Tüm bu maddelerin ‘can kaybı’ olmadan, 'mühimmatlarla gerçekleştirilmesi muhtemel adımları' kapsadığına dikkati çeken Oğuz, "Eğer bunların dışında ne olabilir derseniz, o zaman iş gerçek bir savaşa ve dolayısıyla farklı savaş senaryolarına gider" ifadesini kullandı.

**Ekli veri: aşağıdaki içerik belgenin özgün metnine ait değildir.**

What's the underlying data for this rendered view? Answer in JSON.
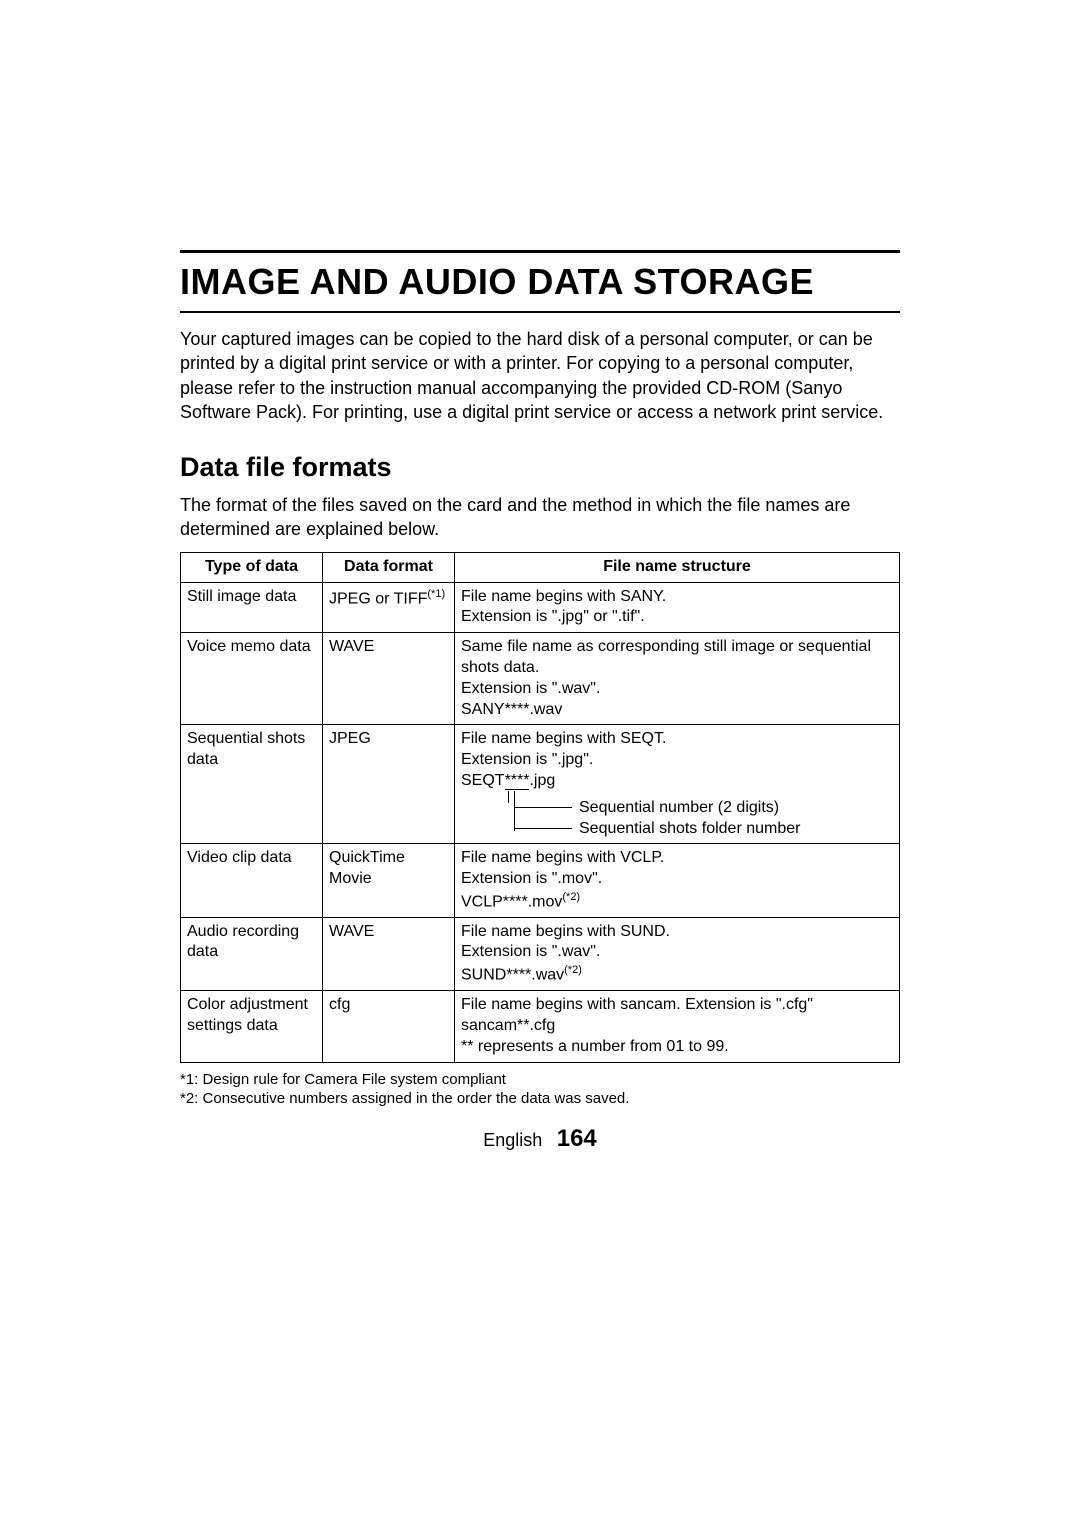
{
  "title": "IMAGE AND AUDIO DATA STORAGE",
  "intro": "Your captured images can be copied to the hard disk of a personal computer, or can be printed by a digital print service or with a printer. For copying to a personal computer, please refer to the instruction manual accompanying the provided CD-ROM (Sanyo Software Pack). For printing, use a digital print service or access a network print service.",
  "section_heading": "Data file formats",
  "section_desc": "The format of the files saved on the card and the method in which the file names are determined are explained below.",
  "table": {
    "headers": [
      "Type of data",
      "Data format",
      "File name structure"
    ],
    "rows": [
      {
        "type": "Still image data",
        "format_pre": "JPEG or TIFF",
        "format_sup": "(*1)",
        "structure_lines": [
          "File name begins with SANY.",
          "Extension is \".jpg\" or \".tif\"."
        ]
      },
      {
        "type": "Voice memo data",
        "format_pre": "WAVE",
        "format_sup": "",
        "structure_lines": [
          "Same file name as corresponding still image or sequential shots data.",
          "Extension is \".wav\".",
          "SANY****.wav"
        ]
      },
      {
        "type": "Sequential shots data",
        "format_pre": "JPEG",
        "format_sup": "",
        "structure_lines": [
          "File name begins with SEQT.",
          "Extension is \".jpg\"."
        ],
        "seq": {
          "code_prefix": "SEQT",
          "code_mid_a": "**",
          "code_mid_b": "**",
          "code_suffix": ".jpg",
          "label1": "Sequential number (2 digits)",
          "label2": "Sequential shots folder number"
        }
      },
      {
        "type": "Video clip data",
        "format_pre": "QuickTime Movie",
        "format_sup": "",
        "structure_lines": [
          "File name begins with VCLP.",
          "Extension is \".mov\"."
        ],
        "lastline_pre": "VCLP****.mov",
        "lastline_sup": "(*2)"
      },
      {
        "type": "Audio recording data",
        "format_pre": "WAVE",
        "format_sup": "",
        "structure_lines": [
          "File name begins with SUND.",
          "Extension is \".wav\"."
        ],
        "lastline_pre": "SUND****.wav",
        "lastline_sup": "(*2)"
      },
      {
        "type": "Color adjustment settings data",
        "format_pre": "cfg",
        "format_sup": "",
        "structure_lines": [
          "File name begins with sancam. Extension is \".cfg\"",
          "sancam**.cfg",
          "** represents a number from 01 to 99."
        ]
      }
    ]
  },
  "footnotes": [
    "*1: Design rule for Camera File system compliant",
    "*2: Consecutive numbers assigned in the order the data was saved."
  ],
  "footer": {
    "language": "English",
    "page": "164"
  }
}
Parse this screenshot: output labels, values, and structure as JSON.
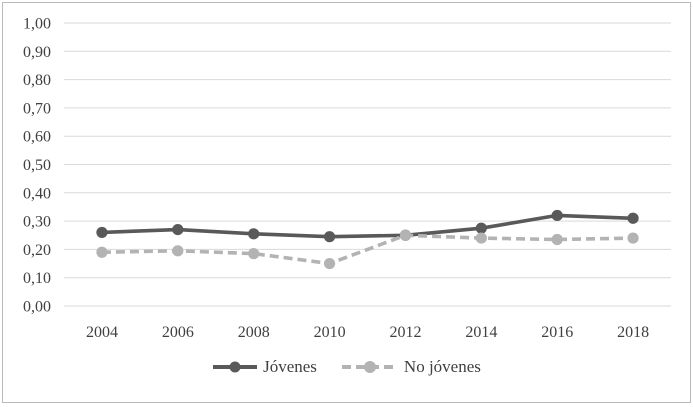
{
  "chart_data": {
    "type": "line",
    "title": "",
    "xlabel": "",
    "ylabel": "",
    "categories": [
      "2004",
      "2006",
      "2008",
      "2010",
      "2012",
      "2014",
      "2016",
      "2018"
    ],
    "series": [
      {
        "name": "Jóvenes",
        "style": "solid",
        "color": "#595959",
        "values": [
          0.26,
          0.27,
          0.255,
          0.245,
          0.25,
          0.275,
          0.32,
          0.31
        ]
      },
      {
        "name": "No jóvenes",
        "style": "dashed",
        "color": "#b3b3b3",
        "values": [
          0.19,
          0.195,
          0.185,
          0.15,
          0.25,
          0.24,
          0.235,
          0.24
        ]
      }
    ],
    "ylim": [
      0,
      1
    ],
    "y_step": 0.1,
    "y_tick_labels": [
      "0,00",
      "0,10",
      "0,20",
      "0,30",
      "0,40",
      "0,50",
      "0,60",
      "0,70",
      "0,80",
      "0,90",
      "1,00"
    ],
    "grid": true,
    "legend_position": "bottom",
    "colors": {
      "gridline": "#d9d9d9",
      "axis_text": "#404040",
      "frame_border": "#b9b9b9"
    }
  }
}
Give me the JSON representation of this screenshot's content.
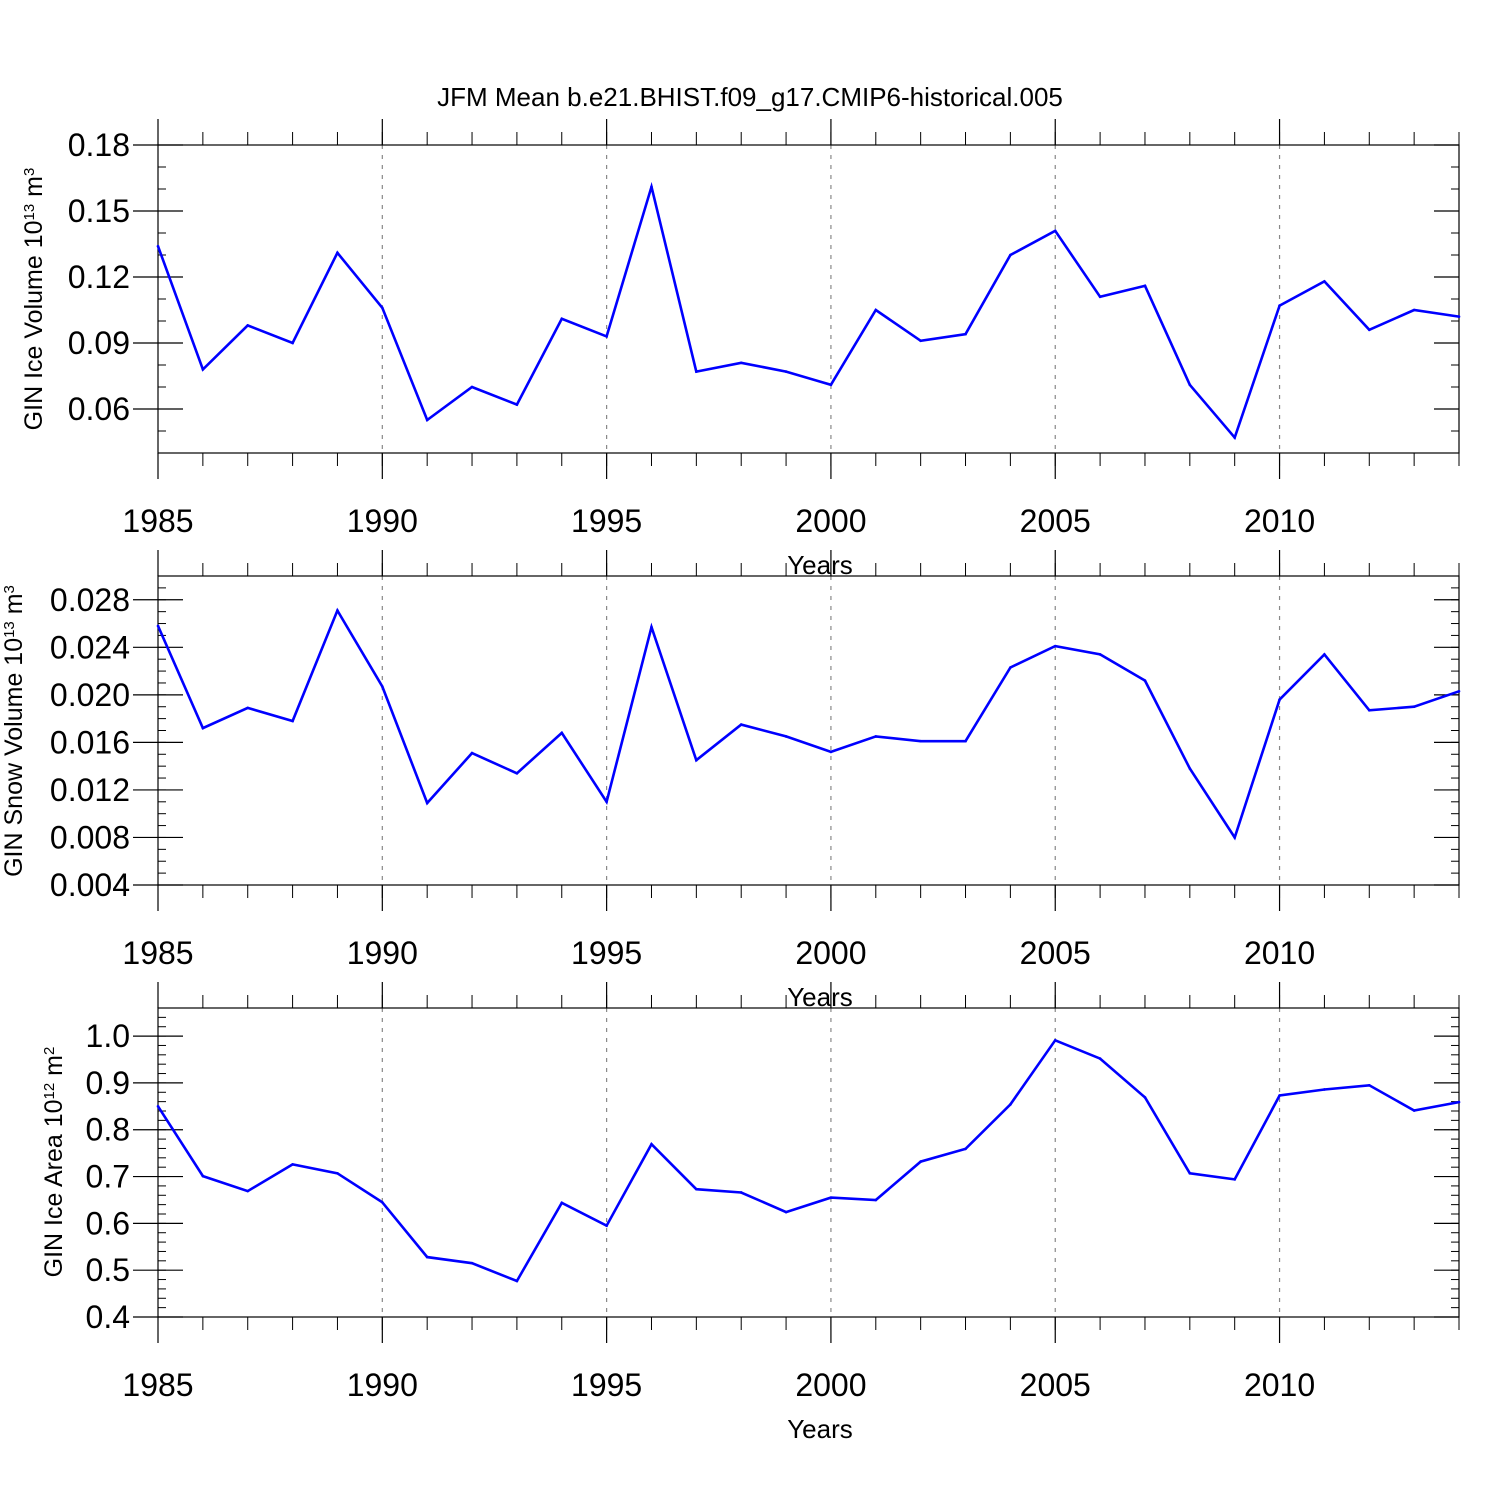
{
  "figure_title": "JFM Mean b.e21.BHIST.f09_g17.CMIP6-historical.005",
  "line_color": "#0000ff",
  "chart_data": [
    {
      "type": "line",
      "title": "JFM Mean b.e21.BHIST.f09_g17.CMIP6-historical.005",
      "xlabel": "Years",
      "ylabel": {
        "prefix": "GIN Ice Volume 10",
        "exp": "13",
        "mid": " m",
        "unit_exp": "3"
      },
      "xlim": [
        1985,
        2014
      ],
      "ylim": [
        0.04,
        0.18
      ],
      "yticks": [
        0.06,
        0.09,
        0.12,
        0.15,
        0.18
      ],
      "ytick_labels": [
        "0.06",
        "0.09",
        "0.12",
        "0.15",
        "0.18"
      ],
      "yminor_step": 0.01,
      "xticks": [
        1985,
        1990,
        1995,
        2000,
        2005,
        2010
      ],
      "xtick_labels": [
        "1985",
        "1990",
        "1995",
        "2000",
        "2005",
        "2010"
      ],
      "grid": "vertical dashed at major x ticks",
      "x": [
        1985,
        1986,
        1987,
        1988,
        1989,
        1990,
        1991,
        1992,
        1993,
        1994,
        1995,
        1996,
        1997,
        1998,
        1999,
        2000,
        2001,
        2002,
        2003,
        2004,
        2005,
        2006,
        2007,
        2008,
        2009,
        2010,
        2011,
        2012,
        2013,
        2014
      ],
      "series": [
        {
          "name": "GIN Ice Volume",
          "values": [
            0.134,
            0.078,
            0.098,
            0.09,
            0.131,
            0.106,
            0.055,
            0.07,
            0.062,
            0.101,
            0.093,
            0.161,
            0.077,
            0.081,
            0.077,
            0.071,
            0.105,
            0.091,
            0.094,
            0.13,
            0.141,
            0.111,
            0.116,
            0.071,
            0.047,
            0.107,
            0.118,
            0.096,
            0.105,
            0.102
          ]
        }
      ]
    },
    {
      "type": "line",
      "xlabel": "Years",
      "ylabel": {
        "prefix": "GIN Snow Volume 10",
        "exp": "13",
        "mid": " m",
        "unit_exp": "3"
      },
      "xlim": [
        1985,
        2014
      ],
      "ylim": [
        0.004,
        0.03
      ],
      "yticks": [
        0.004,
        0.008,
        0.012,
        0.016,
        0.02,
        0.024,
        0.028
      ],
      "ytick_labels": [
        "0.004",
        "0.008",
        "0.012",
        "0.016",
        "0.020",
        "0.024",
        "0.028"
      ],
      "yminor_step": 0.001,
      "xticks": [
        1985,
        1990,
        1995,
        2000,
        2005,
        2010
      ],
      "xtick_labels": [
        "1985",
        "1990",
        "1995",
        "2000",
        "2005",
        "2010"
      ],
      "grid": "vertical dashed at major x ticks",
      "x": [
        1985,
        1986,
        1987,
        1988,
        1989,
        1990,
        1991,
        1992,
        1993,
        1994,
        1995,
        1996,
        1997,
        1998,
        1999,
        2000,
        2001,
        2002,
        2003,
        2004,
        2005,
        2006,
        2007,
        2008,
        2009,
        2010,
        2011,
        2012,
        2013,
        2014
      ],
      "series": [
        {
          "name": "GIN Snow Volume",
          "values": [
            0.0258,
            0.0172,
            0.0189,
            0.0178,
            0.0271,
            0.0207,
            0.0109,
            0.0151,
            0.0134,
            0.0168,
            0.011,
            0.0257,
            0.0145,
            0.0175,
            0.0165,
            0.0152,
            0.0165,
            0.0161,
            0.0161,
            0.0223,
            0.0241,
            0.0234,
            0.0212,
            0.0138,
            0.008,
            0.0196,
            0.0234,
            0.0187,
            0.019,
            0.0203
          ]
        }
      ]
    },
    {
      "type": "line",
      "xlabel": "Years",
      "ylabel": {
        "prefix": "GIN Ice Area 10",
        "exp": "12",
        "mid": " m",
        "unit_exp": "2"
      },
      "xlim": [
        1985,
        2014
      ],
      "ylim": [
        0.4,
        1.06
      ],
      "yticks": [
        0.4,
        0.5,
        0.6,
        0.7,
        0.8,
        0.9,
        1.0
      ],
      "ytick_labels": [
        "0.4",
        "0.5",
        "0.6",
        "0.7",
        "0.8",
        "0.9",
        "1.0"
      ],
      "yminor_step": 0.02,
      "xticks": [
        1985,
        1990,
        1995,
        2000,
        2005,
        2010
      ],
      "xtick_labels": [
        "1985",
        "1990",
        "1995",
        "2000",
        "2005",
        "2010"
      ],
      "grid": "vertical dashed at major x ticks",
      "x": [
        1985,
        1986,
        1987,
        1988,
        1989,
        1990,
        1991,
        1992,
        1993,
        1994,
        1995,
        1996,
        1997,
        1998,
        1999,
        2000,
        2001,
        2002,
        2003,
        2004,
        2005,
        2006,
        2007,
        2008,
        2009,
        2010,
        2011,
        2012,
        2013,
        2014
      ],
      "series": [
        {
          "name": "GIN Ice Area",
          "values": [
            0.85,
            0.701,
            0.669,
            0.726,
            0.707,
            0.645,
            0.528,
            0.515,
            0.477,
            0.644,
            0.595,
            0.769,
            0.673,
            0.666,
            0.624,
            0.655,
            0.65,
            0.732,
            0.759,
            0.854,
            0.991,
            0.952,
            0.869,
            0.707,
            0.694,
            0.873,
            0.886,
            0.895,
            0.841,
            0.859
          ]
        }
      ]
    }
  ]
}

Yunanistan tek başına sıcak çatışmaya girmeye cesaret edemez
Oğuz, Çipras başta olmak üzere Yunanistan'ın yönetiminde bulunan isimlerin son dönemlerde bu tür açıklamaları daha sık yapmasını '7 Temmuz'da gerçekleşecek erken seçimlere' bağlayarak, şöyle devam etti:
"Seçim döneminde oldukları için bu tür söylemleri iç politika malzemesi olarak rahatça ve sık bir şekilde kullanıyorlar. Ancak iş 'gerçek bir savaş' durumuna gelirse kimse böyle rahat konuşamaz. Yunanistan'ın tek başına Türkiye'nin karşısına çıkma lüksü yok. Onlar, kendilerini destekleyeceklerini düşündükleri güçlere güveniyorlar.
- ABD'nin durumu farklı. Onlarla Suriye'den Irak'a, Doğu Akdeniz'den Balkanlara, Karadeniz'den F-35 ve S-400 gibi birbirinden farklı çok sayıda konuda çatışma noktalarımız var. Bu nedenle Yunanistan Doğu Akdeniz kartını bu süreçte kendisi için etkin olarak kullanıyor. Diğer ülkelerin de işine geliyor bu ve ABD'yi Türkiye'ye karşı sopa olarak kullanıyorlar. Öte yandan ABD için de NATO’da müttefik olduğu bir ülkeyle açık ve uzun süreli bir savaştan bahsetmek mümkün olmaz görüşündeyim. Ancak Türkiye'ye 'ceza' kesmek isteyebilirler. Bizim uçak, gemi, vb. bir unsurumuzu vurup 'yanlışlıkla' olduğunu söyleyebilirler. Çünkü tarihte bunun örneği var.
Kıbrıs bizim 'yan kapımız'
Eğer bu tür ilişkileri olmasa Yunanistan bu tür adımları atmaya kolaylıkla karar veremez. Çünkü Kıbrıs adasına sürpriz, ani ve sürekli bir müdahale, lojistik olarak da Yunanistan'ın rahatlıkla altından kalkabileceği bir süreç değil. Benzer savaş kabiliyetleri yok. Kıbrıs bizim ise 'yan kapımız'.
Daha önce 1974'te kimse Yunanistan için sıcak bir çatışmayı göze almayınca tek başlarına kaldılar. Kardak krizinde de ilk anda acil ve sorgusuz bir destek geleceğini hayal ettiler ama bulamayıp hayal kırıklığına uğradılar."